Tecnologie di ultima generazione e strumenti all’avanguardia per curare le malattie uro andrologiche. Il dottor Stefano Casellato, responsabile della Unità Funzionale di Urologia e dell’Ambulatorio Specialistico per la Salute Maschile degli Istituti Clinici Zucchi, può contare su metodiche avanzatissime e mini invasive che, oltre a rendere gli interventi endoscopici più precisi e più sicuri rispetto alle tecniche chirurgiche tradizionali, consentono ai pazienti un recupero più veloce e privo di effetti collaterali. In particolar modo, i laser a Thullio (che interviene sulla patologia prostatica benigna ma viene impiegato anche per l’escissione di alcune tipologie di tumori) ed a Olmio (utilizzato per la calcolosi urinaria) e hanno permesso un miglior approccio alle patologie e risultati sempre più soddisfacenti.

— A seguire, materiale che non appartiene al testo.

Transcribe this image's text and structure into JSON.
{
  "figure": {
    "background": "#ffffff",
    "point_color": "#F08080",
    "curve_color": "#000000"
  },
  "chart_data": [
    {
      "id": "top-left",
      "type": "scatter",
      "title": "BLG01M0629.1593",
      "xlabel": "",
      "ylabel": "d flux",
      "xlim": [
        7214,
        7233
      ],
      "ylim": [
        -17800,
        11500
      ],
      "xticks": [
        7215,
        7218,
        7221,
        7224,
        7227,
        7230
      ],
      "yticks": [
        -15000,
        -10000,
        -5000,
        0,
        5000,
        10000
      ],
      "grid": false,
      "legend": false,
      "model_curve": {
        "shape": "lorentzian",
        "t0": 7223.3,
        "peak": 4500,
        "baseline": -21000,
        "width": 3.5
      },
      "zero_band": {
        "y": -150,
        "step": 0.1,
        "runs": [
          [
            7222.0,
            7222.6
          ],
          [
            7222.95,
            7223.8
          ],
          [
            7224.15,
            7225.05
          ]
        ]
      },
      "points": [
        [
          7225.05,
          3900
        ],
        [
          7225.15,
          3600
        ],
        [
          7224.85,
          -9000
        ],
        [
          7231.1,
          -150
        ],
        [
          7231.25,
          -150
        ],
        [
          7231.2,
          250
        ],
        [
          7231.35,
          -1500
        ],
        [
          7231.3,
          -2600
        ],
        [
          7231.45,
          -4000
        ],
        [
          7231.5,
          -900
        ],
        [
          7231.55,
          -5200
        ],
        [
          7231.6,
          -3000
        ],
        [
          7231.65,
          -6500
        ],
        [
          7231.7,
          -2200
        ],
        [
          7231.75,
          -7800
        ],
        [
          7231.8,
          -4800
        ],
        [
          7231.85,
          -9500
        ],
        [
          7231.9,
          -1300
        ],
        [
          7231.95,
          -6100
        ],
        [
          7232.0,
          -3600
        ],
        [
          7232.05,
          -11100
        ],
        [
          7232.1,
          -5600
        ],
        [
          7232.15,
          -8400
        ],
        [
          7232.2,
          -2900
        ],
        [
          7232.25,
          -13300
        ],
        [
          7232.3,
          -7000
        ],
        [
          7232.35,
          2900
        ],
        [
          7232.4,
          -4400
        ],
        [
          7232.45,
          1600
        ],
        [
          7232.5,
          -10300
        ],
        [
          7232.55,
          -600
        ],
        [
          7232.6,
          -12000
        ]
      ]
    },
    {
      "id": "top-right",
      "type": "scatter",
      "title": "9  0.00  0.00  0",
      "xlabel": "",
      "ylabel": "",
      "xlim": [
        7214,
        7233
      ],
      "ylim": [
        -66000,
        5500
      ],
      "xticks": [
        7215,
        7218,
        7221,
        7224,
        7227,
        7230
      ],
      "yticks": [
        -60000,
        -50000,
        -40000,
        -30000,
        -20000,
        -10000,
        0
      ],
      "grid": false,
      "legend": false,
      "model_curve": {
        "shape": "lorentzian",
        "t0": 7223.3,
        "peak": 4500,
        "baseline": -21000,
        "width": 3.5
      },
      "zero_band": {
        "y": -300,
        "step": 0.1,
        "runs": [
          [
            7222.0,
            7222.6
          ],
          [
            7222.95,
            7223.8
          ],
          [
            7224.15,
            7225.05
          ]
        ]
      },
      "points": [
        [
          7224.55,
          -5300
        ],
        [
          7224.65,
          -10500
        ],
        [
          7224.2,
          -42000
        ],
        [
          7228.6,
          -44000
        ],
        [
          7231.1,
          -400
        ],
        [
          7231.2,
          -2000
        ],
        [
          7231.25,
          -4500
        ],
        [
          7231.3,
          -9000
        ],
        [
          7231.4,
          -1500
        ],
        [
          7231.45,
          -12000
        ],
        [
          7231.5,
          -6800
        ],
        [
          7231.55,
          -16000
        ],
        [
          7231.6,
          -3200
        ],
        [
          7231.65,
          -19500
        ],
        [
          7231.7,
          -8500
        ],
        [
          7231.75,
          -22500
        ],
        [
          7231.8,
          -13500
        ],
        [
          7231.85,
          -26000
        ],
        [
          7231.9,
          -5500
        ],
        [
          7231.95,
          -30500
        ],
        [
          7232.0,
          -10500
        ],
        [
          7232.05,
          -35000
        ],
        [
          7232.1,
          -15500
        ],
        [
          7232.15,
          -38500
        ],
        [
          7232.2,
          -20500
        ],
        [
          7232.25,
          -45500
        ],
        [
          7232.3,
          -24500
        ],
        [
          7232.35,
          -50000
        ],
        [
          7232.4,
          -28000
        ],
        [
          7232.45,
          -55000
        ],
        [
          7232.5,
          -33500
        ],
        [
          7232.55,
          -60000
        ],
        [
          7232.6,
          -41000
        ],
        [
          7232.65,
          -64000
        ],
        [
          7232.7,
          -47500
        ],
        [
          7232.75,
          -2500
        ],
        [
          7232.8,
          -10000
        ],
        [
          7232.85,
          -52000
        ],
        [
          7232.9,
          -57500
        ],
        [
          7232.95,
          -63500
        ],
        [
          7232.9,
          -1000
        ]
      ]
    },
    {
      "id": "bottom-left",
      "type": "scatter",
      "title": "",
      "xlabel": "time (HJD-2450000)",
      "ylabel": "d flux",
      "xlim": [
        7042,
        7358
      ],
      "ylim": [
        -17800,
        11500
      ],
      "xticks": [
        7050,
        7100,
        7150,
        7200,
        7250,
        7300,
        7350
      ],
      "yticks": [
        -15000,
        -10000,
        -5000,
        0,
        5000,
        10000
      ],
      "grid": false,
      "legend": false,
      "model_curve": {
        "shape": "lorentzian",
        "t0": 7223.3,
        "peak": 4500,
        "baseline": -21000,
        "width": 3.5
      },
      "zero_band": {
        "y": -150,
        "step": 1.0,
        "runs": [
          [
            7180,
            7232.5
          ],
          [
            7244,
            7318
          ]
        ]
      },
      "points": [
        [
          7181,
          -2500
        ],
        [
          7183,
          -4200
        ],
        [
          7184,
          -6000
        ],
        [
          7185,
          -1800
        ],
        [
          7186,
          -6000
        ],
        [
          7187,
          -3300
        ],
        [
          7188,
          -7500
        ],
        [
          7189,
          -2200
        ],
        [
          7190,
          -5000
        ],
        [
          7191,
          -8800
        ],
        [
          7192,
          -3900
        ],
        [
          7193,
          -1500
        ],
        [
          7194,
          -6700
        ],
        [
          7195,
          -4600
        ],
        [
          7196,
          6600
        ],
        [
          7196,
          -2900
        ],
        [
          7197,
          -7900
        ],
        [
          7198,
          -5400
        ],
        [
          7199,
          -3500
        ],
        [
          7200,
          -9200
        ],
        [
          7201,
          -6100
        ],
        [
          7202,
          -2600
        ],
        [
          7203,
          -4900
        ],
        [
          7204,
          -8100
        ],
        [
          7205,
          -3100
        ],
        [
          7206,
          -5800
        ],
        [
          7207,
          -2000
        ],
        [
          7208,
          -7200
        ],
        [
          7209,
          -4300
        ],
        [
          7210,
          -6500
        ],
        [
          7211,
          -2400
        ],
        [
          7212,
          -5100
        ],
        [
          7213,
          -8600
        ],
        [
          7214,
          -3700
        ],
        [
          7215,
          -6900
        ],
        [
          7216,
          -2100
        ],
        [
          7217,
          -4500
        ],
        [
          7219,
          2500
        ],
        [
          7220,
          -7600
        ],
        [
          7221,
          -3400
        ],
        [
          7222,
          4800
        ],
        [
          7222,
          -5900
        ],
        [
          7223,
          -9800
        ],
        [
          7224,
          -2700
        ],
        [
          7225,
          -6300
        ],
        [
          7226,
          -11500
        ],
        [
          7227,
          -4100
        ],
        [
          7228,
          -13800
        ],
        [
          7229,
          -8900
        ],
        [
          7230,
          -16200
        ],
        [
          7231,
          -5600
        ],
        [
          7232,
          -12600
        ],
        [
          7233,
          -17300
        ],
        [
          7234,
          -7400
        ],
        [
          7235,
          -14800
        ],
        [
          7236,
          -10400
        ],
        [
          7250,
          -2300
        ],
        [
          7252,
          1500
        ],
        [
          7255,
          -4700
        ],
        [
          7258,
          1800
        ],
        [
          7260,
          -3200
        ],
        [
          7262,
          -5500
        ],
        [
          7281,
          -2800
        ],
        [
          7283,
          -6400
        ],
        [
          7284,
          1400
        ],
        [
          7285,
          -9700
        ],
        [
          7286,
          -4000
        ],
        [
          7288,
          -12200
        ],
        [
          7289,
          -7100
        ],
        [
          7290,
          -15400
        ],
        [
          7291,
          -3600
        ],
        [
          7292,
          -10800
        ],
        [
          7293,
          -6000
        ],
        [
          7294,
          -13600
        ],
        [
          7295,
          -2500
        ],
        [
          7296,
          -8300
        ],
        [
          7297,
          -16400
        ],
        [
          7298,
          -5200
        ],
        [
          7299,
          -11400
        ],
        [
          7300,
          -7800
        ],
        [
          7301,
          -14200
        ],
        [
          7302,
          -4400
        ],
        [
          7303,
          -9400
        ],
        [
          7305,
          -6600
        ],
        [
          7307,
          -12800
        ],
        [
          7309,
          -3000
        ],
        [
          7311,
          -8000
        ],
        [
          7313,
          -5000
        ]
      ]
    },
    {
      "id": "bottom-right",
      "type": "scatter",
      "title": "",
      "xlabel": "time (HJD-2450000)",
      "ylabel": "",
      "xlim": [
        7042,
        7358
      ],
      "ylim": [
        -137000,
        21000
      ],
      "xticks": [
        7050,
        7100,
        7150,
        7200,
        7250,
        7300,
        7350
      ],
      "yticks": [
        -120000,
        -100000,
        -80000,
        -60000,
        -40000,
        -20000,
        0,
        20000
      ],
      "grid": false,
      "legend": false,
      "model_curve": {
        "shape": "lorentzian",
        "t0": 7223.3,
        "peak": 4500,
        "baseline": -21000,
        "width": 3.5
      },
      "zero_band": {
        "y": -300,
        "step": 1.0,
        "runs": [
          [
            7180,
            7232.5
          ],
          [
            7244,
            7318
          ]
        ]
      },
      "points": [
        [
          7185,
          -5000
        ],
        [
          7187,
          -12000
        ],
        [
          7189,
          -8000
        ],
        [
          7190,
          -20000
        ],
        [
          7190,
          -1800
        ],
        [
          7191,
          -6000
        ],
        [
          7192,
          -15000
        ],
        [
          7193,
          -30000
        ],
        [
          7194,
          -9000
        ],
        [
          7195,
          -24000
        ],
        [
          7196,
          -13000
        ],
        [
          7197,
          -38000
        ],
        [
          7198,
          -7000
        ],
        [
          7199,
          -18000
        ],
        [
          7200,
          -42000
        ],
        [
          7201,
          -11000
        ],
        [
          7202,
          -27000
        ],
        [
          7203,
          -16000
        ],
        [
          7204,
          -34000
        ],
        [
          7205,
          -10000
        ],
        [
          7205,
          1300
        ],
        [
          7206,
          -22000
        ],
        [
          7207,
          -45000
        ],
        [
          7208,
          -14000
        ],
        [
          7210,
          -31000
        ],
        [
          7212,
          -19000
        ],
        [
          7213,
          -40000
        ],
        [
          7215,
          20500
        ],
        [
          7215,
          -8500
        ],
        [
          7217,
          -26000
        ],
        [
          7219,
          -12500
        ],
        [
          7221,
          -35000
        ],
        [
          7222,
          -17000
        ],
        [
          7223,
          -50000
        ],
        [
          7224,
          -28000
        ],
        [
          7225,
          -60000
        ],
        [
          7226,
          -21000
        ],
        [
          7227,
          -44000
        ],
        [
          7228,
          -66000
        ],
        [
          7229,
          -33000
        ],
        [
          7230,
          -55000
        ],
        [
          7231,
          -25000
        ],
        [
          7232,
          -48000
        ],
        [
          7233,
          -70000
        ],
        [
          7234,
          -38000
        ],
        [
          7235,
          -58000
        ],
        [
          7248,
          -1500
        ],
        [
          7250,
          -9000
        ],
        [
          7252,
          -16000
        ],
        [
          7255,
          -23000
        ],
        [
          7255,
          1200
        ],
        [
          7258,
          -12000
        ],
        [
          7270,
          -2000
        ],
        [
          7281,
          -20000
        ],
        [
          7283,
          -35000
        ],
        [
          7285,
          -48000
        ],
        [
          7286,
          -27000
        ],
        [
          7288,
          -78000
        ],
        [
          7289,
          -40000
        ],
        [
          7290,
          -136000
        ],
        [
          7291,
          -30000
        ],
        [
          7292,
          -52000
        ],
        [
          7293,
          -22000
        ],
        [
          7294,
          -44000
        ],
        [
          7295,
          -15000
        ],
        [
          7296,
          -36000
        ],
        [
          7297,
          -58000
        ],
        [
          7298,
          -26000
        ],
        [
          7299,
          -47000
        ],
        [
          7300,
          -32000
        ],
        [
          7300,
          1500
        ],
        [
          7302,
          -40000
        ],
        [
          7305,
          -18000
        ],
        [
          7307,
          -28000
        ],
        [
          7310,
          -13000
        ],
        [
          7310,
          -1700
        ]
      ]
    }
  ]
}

Anche i numeri dei pazienti che si rivolgono alla struttura di via Zucchi sono in continua crescita. Un esempio per tutti: nel 2017, al suo primo anno di utilizzo, sono stati eseguiti oltre ottanta interventi con il laser a Thullio mentre nel primo trimestre di quest’anno gli interventi sono stati più di cinquanta. L’Unità di urologia segue anche patologie oncologiche con l’adozione dei protocolli più innovativi.

“In Lombardia, spiega il dottor Casellato, si registra il più alto tasso di incidenza italiano di tumori alla vescica. Tra le cause primarie c’è il fumo. La cistoscopia flessibile ci consente di individuare in modo sicuro e indolore per il paziente sia le patologie oncologiche che le malattie di base delle vie urinarie”.

Nell’Unità sono in fase di attuazione altri importanti progetti. A breve partirà l’One Stop Clinic per l’Ematuria (presenza di sangue nelle urine), un ambulatorio in cui in una sola mattina è possibile effettuare tutti gli esami necessari per la diagnosi delle patologie urologiche ed in particolare per il tumore della vescica.

“Per poter completare la serie di esami, riprende il dottor Casellato, i tempi sono solitamente lunghi perché si deve spesso ricorrere a strutture e ambulatori diversi. Noi, invece, vogliamo concentrare il tutto in poche ore in un solo luogo per poter effettuare una diagnosi e, di conseguenza, un trattamento precoce”. 

Per l’individuazione dei tumori alla prostata il dottor Casellato potrà contare del sistema detto di fusion biopsy: un particolare software che permette una diagnosi precisissima della malattia.